Même si l'actualité nous donne le sentiment d'un bouleversement permanent des technologies, il faut de temps en temps regarder avec humilité le chemin parcouru en constatant que finalement la pénétration de ces transformations techniques n'est pas aussi rapide que nous ne le pensons... J'écrivais au début des années quatre vingt-dix une rubrique mensuelle dans Challenges sur les technologies de l'information, dont l'objectif était de faire sortir l'informatique de son ghetto technique pour la populariser auprès des cadres, et j'ai retrouvé en fouillant mon disque dur ce texte qui date de février 1990, plus de vingt ans donc...
LA SAGA DES PORTABLES
Le traditionnel emblème des hommes d'affaires, l'attaché case, fait face à une rude concurrence. L'usurpateur en a l'apparence, la couleur, le poids, mais ce n'est plus un "porte papiers" banal, c'est un ordinateur, un vrai. L'énorme machine déjà sortie des salles climatisées à la fin des années soixante-dix pour trôner, réduite à des dimensions plus raisonnables, sur nos bureaux s'installe maintenant dans notre vie quotidienne, au domicile, dans l'avion, à l'hôtel... Cette nouvelle étape de l'invasion de l'informatique marque l'aboutissement (provisoire !) de la révolution technologique qui a permis de s'affranchir des contraintes de poids, de la vulnérabilité aux aggressions climatiques, des problèmes d'alimentation électrique.
Qu'il soit portable, portatif ou de poche, le micro-ordinateur mobile est un vrai ordinateur. Aussi puissant que les machines de bureau équivalentes, il est doté d'un clavier de taille acceptable, d'un écran dont les problèmes initiaux de lisibilité sont maintenant résolus et d'une mémoire aux capacités de stockage confortables. De plus en plus complet, il peut se substituer dans nombre de cas à son frére statique.

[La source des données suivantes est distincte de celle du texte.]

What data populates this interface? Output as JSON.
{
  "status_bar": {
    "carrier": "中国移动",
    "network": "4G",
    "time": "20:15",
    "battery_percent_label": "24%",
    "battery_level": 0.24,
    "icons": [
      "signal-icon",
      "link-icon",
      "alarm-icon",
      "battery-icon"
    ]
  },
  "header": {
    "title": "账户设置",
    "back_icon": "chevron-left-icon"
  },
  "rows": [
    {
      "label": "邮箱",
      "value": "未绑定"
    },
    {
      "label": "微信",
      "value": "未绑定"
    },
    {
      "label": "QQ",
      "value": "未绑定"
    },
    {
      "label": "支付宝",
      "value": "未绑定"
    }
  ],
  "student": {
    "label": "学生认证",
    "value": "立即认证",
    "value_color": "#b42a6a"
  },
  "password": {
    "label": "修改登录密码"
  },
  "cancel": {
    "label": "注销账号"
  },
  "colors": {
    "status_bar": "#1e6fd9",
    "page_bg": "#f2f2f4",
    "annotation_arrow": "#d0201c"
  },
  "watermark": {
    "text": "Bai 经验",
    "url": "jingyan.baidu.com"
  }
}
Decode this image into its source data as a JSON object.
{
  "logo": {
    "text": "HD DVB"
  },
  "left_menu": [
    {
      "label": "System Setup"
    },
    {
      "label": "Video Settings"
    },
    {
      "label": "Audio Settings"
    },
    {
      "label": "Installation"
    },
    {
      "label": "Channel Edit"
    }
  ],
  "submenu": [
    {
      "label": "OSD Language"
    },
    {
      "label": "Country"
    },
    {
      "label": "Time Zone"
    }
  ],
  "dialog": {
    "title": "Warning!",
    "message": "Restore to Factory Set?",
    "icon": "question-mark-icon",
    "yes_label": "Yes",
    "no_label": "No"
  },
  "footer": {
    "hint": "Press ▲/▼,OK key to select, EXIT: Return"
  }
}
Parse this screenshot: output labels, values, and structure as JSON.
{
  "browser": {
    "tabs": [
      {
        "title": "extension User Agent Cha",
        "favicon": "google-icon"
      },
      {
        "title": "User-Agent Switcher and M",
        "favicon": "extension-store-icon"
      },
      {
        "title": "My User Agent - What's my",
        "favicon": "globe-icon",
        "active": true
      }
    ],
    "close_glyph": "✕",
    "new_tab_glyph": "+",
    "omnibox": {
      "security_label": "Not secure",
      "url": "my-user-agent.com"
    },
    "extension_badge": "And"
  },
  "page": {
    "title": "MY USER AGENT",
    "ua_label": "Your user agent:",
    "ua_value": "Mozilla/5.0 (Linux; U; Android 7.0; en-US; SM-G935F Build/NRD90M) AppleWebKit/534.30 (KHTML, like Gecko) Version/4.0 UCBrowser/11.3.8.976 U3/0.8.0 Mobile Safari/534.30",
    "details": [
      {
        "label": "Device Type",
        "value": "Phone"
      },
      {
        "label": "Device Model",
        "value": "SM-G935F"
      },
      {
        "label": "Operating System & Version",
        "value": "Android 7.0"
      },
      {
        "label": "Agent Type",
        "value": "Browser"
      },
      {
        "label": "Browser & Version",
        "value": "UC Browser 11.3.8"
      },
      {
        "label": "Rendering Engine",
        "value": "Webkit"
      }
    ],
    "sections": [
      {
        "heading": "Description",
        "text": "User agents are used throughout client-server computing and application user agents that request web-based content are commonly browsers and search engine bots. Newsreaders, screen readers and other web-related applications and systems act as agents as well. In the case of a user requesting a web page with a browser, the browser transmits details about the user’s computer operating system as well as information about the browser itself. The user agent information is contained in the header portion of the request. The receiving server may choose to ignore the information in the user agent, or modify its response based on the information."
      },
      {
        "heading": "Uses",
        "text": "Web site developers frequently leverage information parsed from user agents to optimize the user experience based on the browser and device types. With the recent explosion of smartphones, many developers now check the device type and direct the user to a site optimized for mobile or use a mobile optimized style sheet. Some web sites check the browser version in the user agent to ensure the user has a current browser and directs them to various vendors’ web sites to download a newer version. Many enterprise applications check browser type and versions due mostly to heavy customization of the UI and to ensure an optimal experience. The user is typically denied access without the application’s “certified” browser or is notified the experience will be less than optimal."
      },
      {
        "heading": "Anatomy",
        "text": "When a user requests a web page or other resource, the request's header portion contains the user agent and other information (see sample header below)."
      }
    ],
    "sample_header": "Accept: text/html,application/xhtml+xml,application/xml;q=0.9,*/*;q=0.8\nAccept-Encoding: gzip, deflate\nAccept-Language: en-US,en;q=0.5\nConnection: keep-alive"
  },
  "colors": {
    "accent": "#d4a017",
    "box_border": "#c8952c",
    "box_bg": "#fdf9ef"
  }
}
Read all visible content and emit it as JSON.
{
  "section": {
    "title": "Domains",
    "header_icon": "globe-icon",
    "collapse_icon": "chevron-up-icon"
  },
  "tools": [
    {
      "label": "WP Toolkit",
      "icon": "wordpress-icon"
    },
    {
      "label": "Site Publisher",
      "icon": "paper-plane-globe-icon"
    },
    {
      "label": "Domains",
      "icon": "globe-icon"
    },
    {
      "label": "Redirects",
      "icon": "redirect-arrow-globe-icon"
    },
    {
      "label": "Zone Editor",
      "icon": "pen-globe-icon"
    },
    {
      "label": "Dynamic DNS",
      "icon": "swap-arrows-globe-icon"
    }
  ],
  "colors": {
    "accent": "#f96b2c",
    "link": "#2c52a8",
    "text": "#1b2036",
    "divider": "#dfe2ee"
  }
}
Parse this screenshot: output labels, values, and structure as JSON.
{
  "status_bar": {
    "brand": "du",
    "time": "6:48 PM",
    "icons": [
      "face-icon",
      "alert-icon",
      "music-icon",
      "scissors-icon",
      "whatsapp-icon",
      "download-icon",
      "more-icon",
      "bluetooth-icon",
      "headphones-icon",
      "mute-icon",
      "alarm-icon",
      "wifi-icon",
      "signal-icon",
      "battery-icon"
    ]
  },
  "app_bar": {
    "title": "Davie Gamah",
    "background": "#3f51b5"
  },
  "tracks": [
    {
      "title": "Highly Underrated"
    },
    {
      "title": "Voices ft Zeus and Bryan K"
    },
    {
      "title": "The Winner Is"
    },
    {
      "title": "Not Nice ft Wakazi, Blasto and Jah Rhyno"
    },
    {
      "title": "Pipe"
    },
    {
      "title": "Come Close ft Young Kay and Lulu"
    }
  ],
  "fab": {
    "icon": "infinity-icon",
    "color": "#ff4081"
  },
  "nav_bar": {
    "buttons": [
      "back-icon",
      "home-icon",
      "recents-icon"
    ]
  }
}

Ce fruit de la technologie est parfois perçu comme un gadget pour cadre branché. Mais le portable gagne ses galons de vrai pro. Il répond à une des grandes exigences de l'entreprise : traiter l'information le plus près possible de l'événement. Son atout majeur est la disponibilité permanente pour collecter l'information à la source : le représentant qui prend une commande chez le client, l'employé suivant ses stocks à l'aide de son portable muni d'un lecteur de codes à barres, le gendarme consultant au bord de la route le fichier des immatriculations. Pour ces professions, le portable est un formidable outil de productivité collective qui fait circuler l'information efficacement, en supprimant les risques d'erreur dus aux saisies éloignées de l'événement.
Pour l'homme d'affaires, l'ordinateur portable présente d'autres vertus. Il offre une gamme complète d'outils de travail : agenda, répertoire téléphonique, traitement de textes, tableurs, gestionnaires de fichiers. Il gomme les pertes de temps dues aux déplacements. Il permet de procéder devant le client à la simulation nécessaire pour conclure un contrat ou de rédiger dans l'avion le rapport de visite toujours sacrifié...quand on n'a pas la discipline japonaise. Outil de productivité individuelle, le portable aide efficacement à lutter contre la volatilité des informations en les stockant ou en les partageant le plus vite possible avec ses interlocuteurs grâce à un module de connexion téléphonique .
Le portable ne se contente pas de se faire de plus en plus léger (quelques kilos), il veut devenir aussi petit qu'un dossier A4 : c'est l'ordinateur dit de cartable. Leurs performances sont de plus en plus impressionnantes même en matière de stockage de données grâce à l'utilisation de mémoires amovibles miniaturisées. Ces machines sont plutôt orientées vers les travaux simples et l'expérience montre que c'est suffisant. Leur intérêt déterminant réside dans leur véritable portabilité. On l'apprécie à son juste poids quand on glisse entre deux dossiers un appareil d'un kilo au lieu de porter en bandoulière une machine de cinq ou six kilos pour faire plaisir à son kiné.
Encore plus léger et compact, sont apparus sur le marché français des ordinateurs de poche qui empruntent aux calculatrices leur format et leur poids avec les capacités d'un vrai micro. Certes il faut renoncer au confort d'un écran de 24 lignes 80 colonnes au profit de quelques lignes moins lisibles et d'un clavier aux touches réduites... Ce type de machine, peu coûteuse et tout à fait mobile, dont l'Atari Portfolio ou le Psion Organiser sont des représentants célèbres, ouvre des perspectives d'emploi nouvelles surtout en dehors du bureau.
Machine séduisante, le micro-ordinateur mobile s'implante avec succès chez les particuliers comme dans les grands comptes. Son marché a cru en 1989 de près de 80 %. Il progresse à pas de géant vers la légéreté, l'autonomie, la performance et même la couleur. Il oblige à reconsidérer les critères d'achat de l'ordinateur des années 1990.